The spots usually start in some innocuous domestic setting, like a neighborhood barbecue. The health-conscious mom watches askance as her friend pours out for her children glasses of fruit juice laced with the toxic chemical brew. "Don't you care about your family?" she ventures. When the other woman pretends not to comprehend what she's referring to, she elaborates, "Well, you know what they say about high fructose corn syrup, don't you?" Barely able to contain her hostility, the friend challenges her to elaborate on her supposed high-handed position. "Like what? That it's made of corn, which is a completely natural substance? That it's totally safe in moderation?" Take that, anal-retentive hippie mom! But all we as viewers can think is that consuming this poison "in moderation" is virtually impossible, since it's managed to find its way into nearly every processed food. The real spots are not very different from this spoof, except for the intimidating drag queen: http://www.youtube.com/watch?v=mqIpAyHJ2ws

Then there's the creepy commercial for Crocs Lite. While I'm glad that Crocs have evolved their line beyond ugly, day-glow, hooflike footware worn only by celebrity chefs and Special Ed students, I'm not convinced this was the best way to convey the product's comfort and value. As a woman returns from a long day's work, two strangely menacing pink creatures lie in wait for her. They rush to greet her as she enters her apartment, bringing to mind the robotic toy soldiers in the futuristic thriller Bladerunner who greet their creator by announcing "Home again home again, diggety dig!" Instead of saluting and marching back out of the room, though, these round little entities seize the woman's feet and begin massaging and pummeling them. It's like she's being accosted by animated jelly beans.

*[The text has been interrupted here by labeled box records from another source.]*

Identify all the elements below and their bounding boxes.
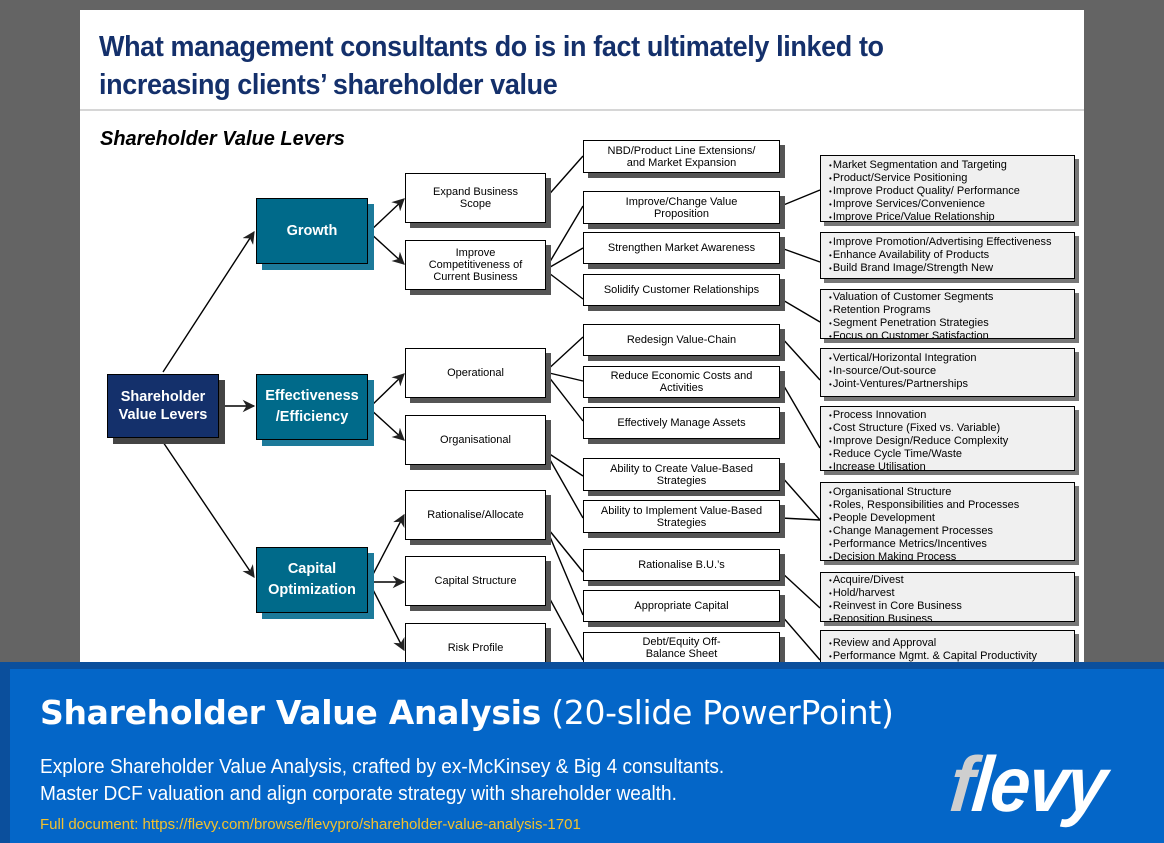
detail-item: Hold/harvest: [829, 587, 1066, 600]
detail-item: Improve Price/Value Relationship: [829, 211, 1066, 221]
flevy-logo[interactable]: flevy: [946, 739, 1109, 830]
lever-box-effectiveness: Effectiveness /Efficiency: [256, 374, 368, 440]
detail-item: Segment Penetration Strategies: [829, 317, 1066, 330]
driver-box: Capital Structure: [405, 556, 546, 606]
driver-box: Operational: [405, 348, 546, 398]
action-box: Strengthen Market Awareness: [583, 232, 780, 264]
detail-item: Improve Promotion/Advertising Effectiven…: [829, 236, 1066, 249]
detail-item: Performance Metrics/Incentives: [829, 538, 1066, 551]
action-box: Improve/Change Value Proposition: [583, 191, 780, 224]
action-box: Rationalise B.U.’s: [583, 549, 780, 581]
detail-item: Retention Programs: [829, 304, 1066, 317]
detail-item: Improve Product Quality/ Performance: [829, 185, 1066, 198]
detail-item: Reposition Business: [829, 613, 1066, 621]
action-box: Solidify Customer Relationships: [583, 274, 780, 306]
root-box-shareholder-value-levers: Shareholder Value Levers: [107, 374, 219, 438]
action-box: Ability to Implement Value-Based Strateg…: [583, 500, 780, 533]
detail-item: Roles, Responsibilities and Processes: [829, 499, 1066, 512]
banner-title-main: Shareholder Value Analysis: [40, 693, 542, 732]
detail-item: Build Brand Image/Strength New: [829, 262, 1066, 275]
driver-box: Expand Business Scope: [405, 173, 546, 223]
promo-banner: Shareholder Value Analysis (20-slide Pow…: [0, 662, 1164, 843]
action-box: Reduce Economic Costs and Activities: [583, 366, 780, 398]
action-box: Appropriate Capital: [583, 590, 780, 622]
detail-item: Cost Structure (Fixed vs. Variable): [829, 422, 1066, 435]
slide: What management consultants do is in fac…: [80, 10, 1084, 670]
detail-item: Vertical/Horizontal Integration: [829, 352, 1066, 365]
detail-item: In-source/Out-source: [829, 365, 1066, 378]
banner-description: Explore Shareholder Value Analysis, craf…: [40, 755, 725, 805]
detail-box: Acquire/Divest Hold/harvest Reinvest in …: [820, 572, 1075, 622]
detail-box: Valuation of Customer Segments Retention…: [820, 289, 1075, 339]
lever-box-capital-optimization: Capital Optimization: [256, 547, 368, 613]
connector-lines: [162, 155, 821, 670]
detail-item: Decision Making Process: [829, 551, 1066, 560]
action-box: Debt/Equity Off-Balance Sheet: [583, 632, 780, 664]
logo-letters: levy: [968, 740, 1110, 828]
driver-box: Improve Competitiveness of Current Busin…: [405, 240, 546, 290]
connector-root-growth: [162, 230, 255, 373]
detail-box: Vertical/Horizontal Integration In-sourc…: [820, 348, 1075, 397]
detail-item: Joint-Ventures/Partnerships: [829, 378, 1066, 391]
driver-box: Organisational: [405, 415, 546, 465]
detail-box: Improve Promotion/Advertising Effectiven…: [820, 232, 1075, 279]
detail-box: Process Innovation Cost Structure (Fixed…: [820, 406, 1075, 471]
lever-box-growth: Growth: [256, 198, 368, 264]
detail-item: Reinvest in Core Business: [829, 600, 1066, 613]
detail-box: Organisational Structure Roles, Responsi…: [820, 482, 1075, 561]
promo-banner-panel: Shareholder Value Analysis (20-slide Pow…: [10, 669, 1164, 843]
detail-item: Improve Design/Reduce Complexity: [829, 435, 1066, 448]
detail-item: Increase Utilisation: [829, 461, 1066, 470]
driver-box: Rationalise/Allocate: [405, 490, 546, 540]
detail-item: People Development: [829, 512, 1066, 525]
full-document-link[interactable]: Full document: https://flevy.com/browse/…: [40, 816, 581, 833]
detail-box: Market Segmentation and Targeting Produc…: [820, 155, 1075, 222]
detail-item: Review and Approval: [829, 637, 1066, 650]
connector-root-capital: [162, 441, 255, 579]
action-box: Redesign Value-Chain: [583, 324, 780, 356]
detail-item: Product/Service Positioning: [829, 172, 1066, 185]
detail-item: Organisational Structure: [829, 486, 1066, 499]
detail-item: Market Segmentation and Targeting: [829, 159, 1066, 172]
detail-item: Reduce Cycle Time/Waste: [829, 448, 1066, 461]
detail-item: Change Management Processes: [829, 525, 1066, 538]
action-box: Ability to Create Value-Based Strategies: [583, 458, 780, 491]
detail-item: Process Innovation: [829, 409, 1066, 422]
detail-item: Improve Services/Convenience: [829, 198, 1066, 211]
action-box: NBD/Product Line Extensions/ and Market …: [583, 140, 780, 173]
action-box: Effectively Manage Assets: [583, 407, 780, 439]
detail-item: Enhance Availability of Products: [829, 249, 1066, 262]
detail-item: Acquire/Divest: [829, 574, 1066, 587]
banner-title: Shareholder Value Analysis (20-slide Pow…: [40, 693, 894, 732]
detail-item: Focus on Customer Satisfaction: [829, 330, 1066, 338]
detail-item: Valuation of Customer Segments: [829, 291, 1066, 304]
banner-title-detail: (20-slide PowerPoint): [541, 693, 894, 732]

Since I've scolded two different advertising efforts, it's only fair that I commend one. So: careful positioning of a product line is more important these days than ever. Marketers should always be asking themselves: what's the differentiating factor here? Why should customers with limited resources buy this product instead of a similar, less-expensive one? The series of TV spots for Pyrex gets it right. Each spot demonstrates that they've taken a time-honored, completely familiar utensil or item of kitchen ware and improved on it. So now you can get a cheese grater that measures the amount of cheese you're grating, or a whisk designed to serve as a spatula, too. Simple as it seems, they're demonstrating how they're bringing new value to customers, and that they're forward-thinking even when it comes to products that have been around so long one would assume they couldn't be modified for the better. A look at their clean, well-designed website shows that theirs is a well-integrated, multi-channel approach, and that they've introduced storage containers that not only resist staining but can safely be placed in the oven. Brilliant.

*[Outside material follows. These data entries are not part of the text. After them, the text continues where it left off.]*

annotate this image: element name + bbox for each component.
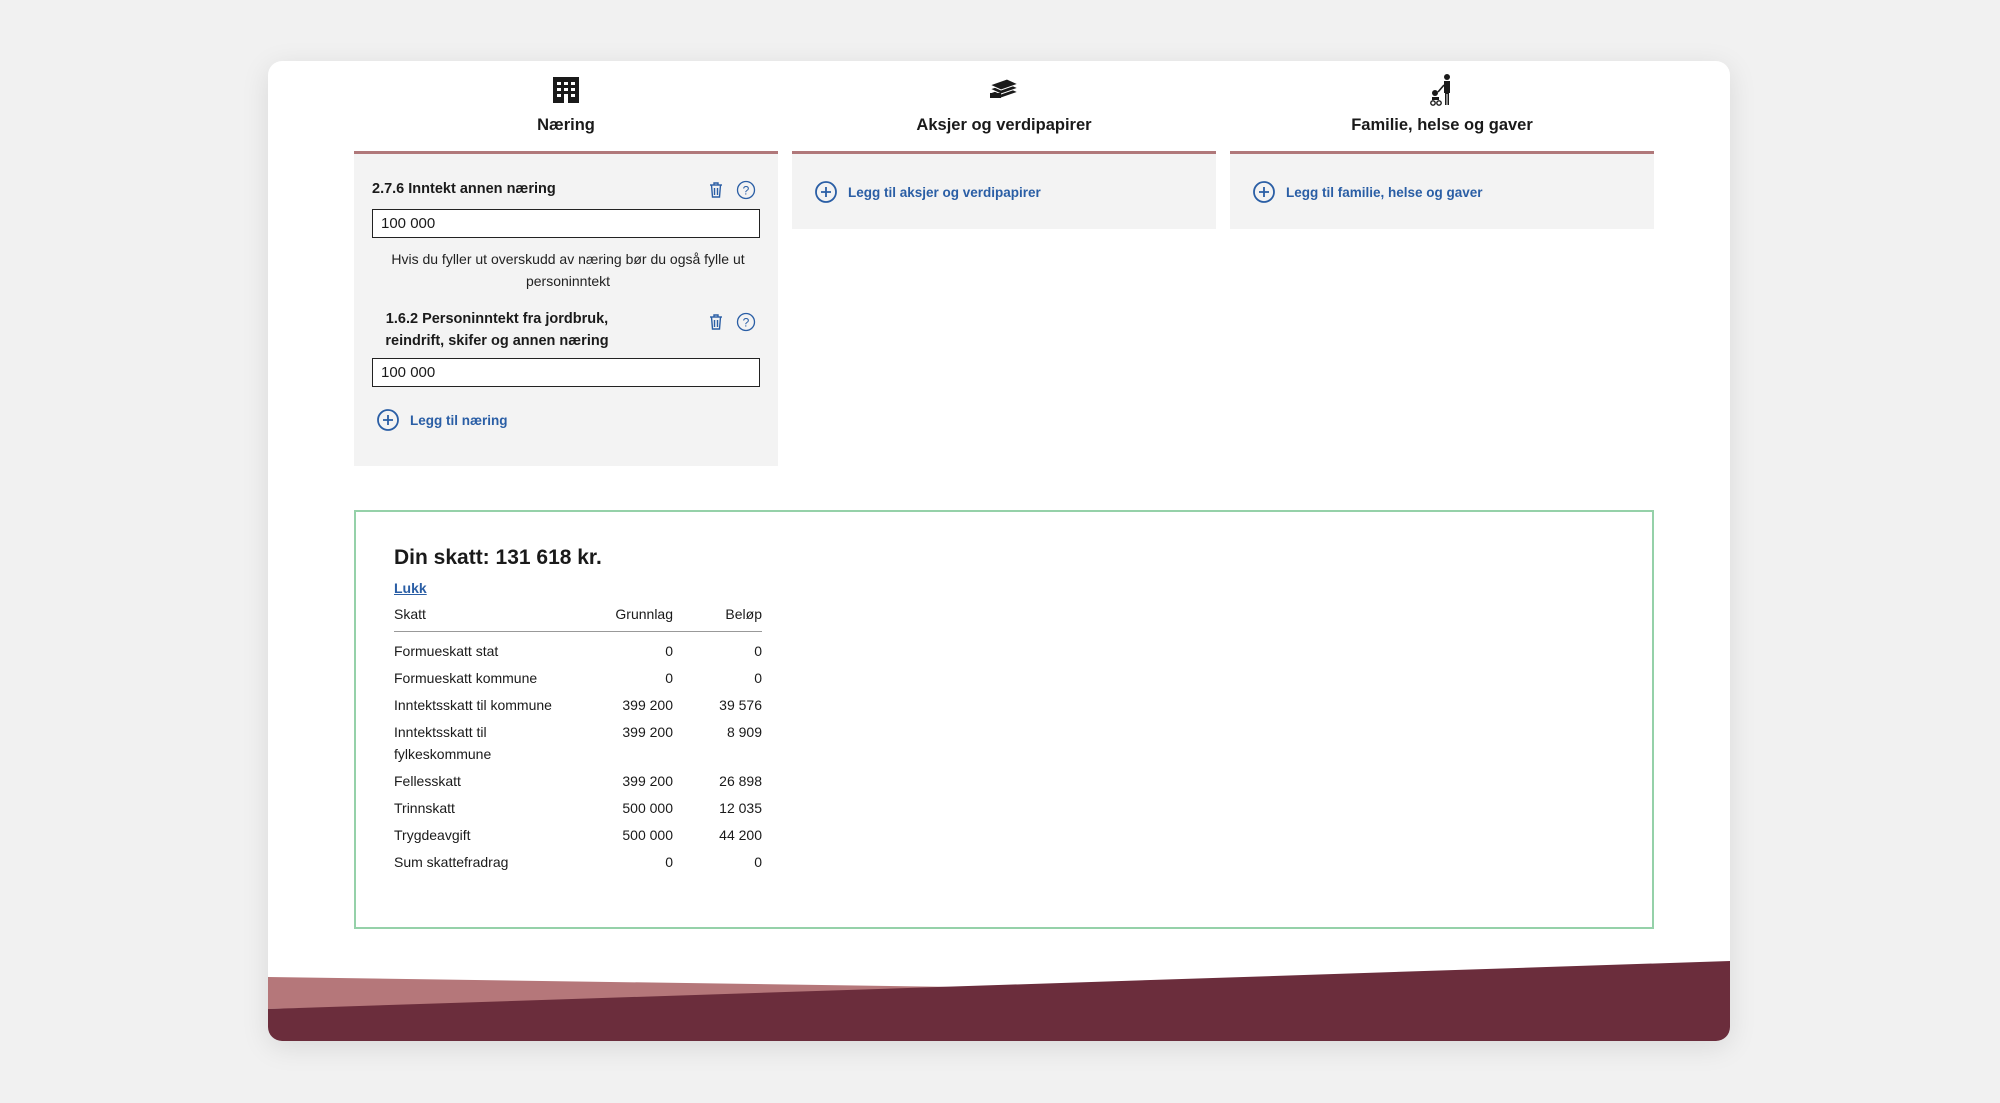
table-row: Fellesskatt 399 200 26 898 [394, 766, 762, 793]
building-icon [549, 73, 583, 107]
category-familie: Familie, helse og gaver Legg til familie… [1230, 61, 1654, 231]
tax-name: Inntektsskatt til fylkeskommune [394, 723, 492, 762]
app-card: Næring 2.7.6 Inntekt annen næring ? Hvis… [268, 61, 1730, 1041]
table-row: Formueskatt stat 0 0 [394, 631, 762, 663]
tax-base: 0 [665, 853, 673, 870]
tax-name: Sum skattefradrag [394, 853, 509, 870]
footer-decoration [268, 961, 1730, 1041]
add-label: Legg til aksjer og verdipapirer [848, 184, 1041, 200]
tax-name: Formueskatt stat [394, 642, 499, 659]
tax-base: 500 000 [622, 799, 673, 816]
aksjer-panel: Legg til aksjer og verdipapirer [792, 151, 1216, 229]
column-header-belop: Beløp [673, 604, 762, 632]
familie-panel: Legg til familie, helse og gaver [1230, 151, 1654, 229]
column-header-skatt: Skatt [394, 604, 584, 632]
plus-circle-icon [815, 181, 837, 203]
table-header-row: Skatt Grunnlag Beløp [394, 604, 762, 632]
field-label: 1.6.2 Personinntekt fra jordbruk, reindr… [385, 311, 609, 349]
table-row: Formueskatt kommune 0 0 [394, 663, 762, 690]
trash-icon[interactable] [706, 312, 726, 332]
tax-base: 399 200 [622, 772, 673, 789]
tax-base: 0 [665, 669, 673, 686]
help-icon[interactable]: ? [736, 312, 756, 332]
category-title: Aksjer og verdipapirer [916, 116, 1092, 134]
trash-icon[interactable] [706, 180, 726, 200]
category-title: Familie, helse og gaver [1351, 116, 1533, 134]
svg-text:?: ? [743, 184, 750, 198]
table-row: Trinnskatt 500 000 12 035 [394, 793, 762, 820]
tax-base: 399 200 [622, 696, 673, 713]
tax-amount: 26 898 [719, 772, 762, 789]
help-icon[interactable]: ? [736, 180, 756, 200]
add-familie-button[interactable]: Legg til familie, helse og gaver [1252, 180, 1483, 204]
family-icon [1425, 73, 1459, 107]
close-link[interactable]: Lukk [394, 580, 427, 596]
tax-amount: 0 [754, 853, 762, 870]
column-header-grunnlag: Grunnlag [584, 604, 673, 632]
field-actions: ? [706, 180, 756, 200]
table-row: Sum skattefradrag 0 0 [394, 847, 762, 874]
tax-name: Trinnskatt [394, 799, 455, 816]
field-label: 2.7.6 Inntekt annen næring [372, 181, 556, 197]
add-label: Legg til næring [410, 412, 508, 428]
field-actions: ? [706, 312, 756, 332]
tax-base: 399 200 [622, 723, 673, 740]
income-field[interactable] [372, 209, 760, 238]
personal-income-field[interactable] [372, 358, 760, 387]
category-aksjer: Aksjer og verdipapirer Legg til aksjer o… [792, 61, 1216, 231]
tax-amount: 8 909 [726, 723, 762, 740]
add-aksjer-button[interactable]: Legg til aksjer og verdipapirer [814, 180, 1041, 204]
tax-name: Inntektsskatt til kommune [394, 696, 552, 713]
help-text: Hvis du fyller ut overskudd av næring bø… [391, 251, 745, 289]
table-row: Inntektsskatt til fylkeskommune 399 200 … [394, 717, 762, 766]
tax-total-title: Din skatt: 131 618 kr. [394, 546, 602, 569]
tax-base: 500 000 [622, 826, 673, 843]
tax-amount: 0 [754, 642, 762, 659]
svg-text:?: ? [743, 316, 750, 330]
category-title: Næring [537, 116, 595, 134]
tax-name: Trygdeavgift [394, 826, 471, 843]
add-label: Legg til familie, helse og gaver [1286, 184, 1483, 200]
table-row: Trygdeavgift 500 000 44 200 [394, 820, 762, 847]
tax-name: Formueskatt kommune [394, 669, 538, 686]
table-row: Inntektsskatt til kommune 399 200 39 576 [394, 690, 762, 717]
tax-name: Fellesskatt [394, 772, 461, 789]
tax-amount: 12 035 [719, 799, 762, 816]
tax-result-panel: Din skatt: 131 618 kr. Lukk Skatt Grunnl… [354, 510, 1654, 929]
tax-amount: 44 200 [719, 826, 762, 843]
plus-circle-icon [377, 409, 399, 431]
plus-circle-icon [1253, 181, 1275, 203]
tax-table: Skatt Grunnlag Beløp Formueskatt stat 0 … [394, 604, 762, 874]
tax-base: 0 [665, 642, 673, 659]
add-naering-button[interactable]: Legg til næring [376, 408, 508, 432]
naering-panel: 2.7.6 Inntekt annen næring ? Hvis du fyl… [354, 151, 778, 466]
money-stack-icon [987, 73, 1021, 107]
tax-amount: 0 [754, 669, 762, 686]
tax-amount: 39 576 [719, 696, 762, 713]
category-naering: Næring 2.7.6 Inntekt annen næring ? Hvis… [354, 61, 778, 466]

On an end note, I was half-listening to a commercial the other night that was promoting dryer sheets -- I wish the messaging had been strong enough for the brand to come across but I simply didn't notice. What I did notice, however, when the woman in the commercial whipped out the product, was that it completely resembled Towelie, the marijuana-addicted bath towel from Comedy Central's long-running South Park, horizontal stripes and all. Perhaps it would be more successful if they just called it Towelie -- and made a joke about using it when you're really wiped out.

UPDATE: I saw the spot again, and the brand is Purex.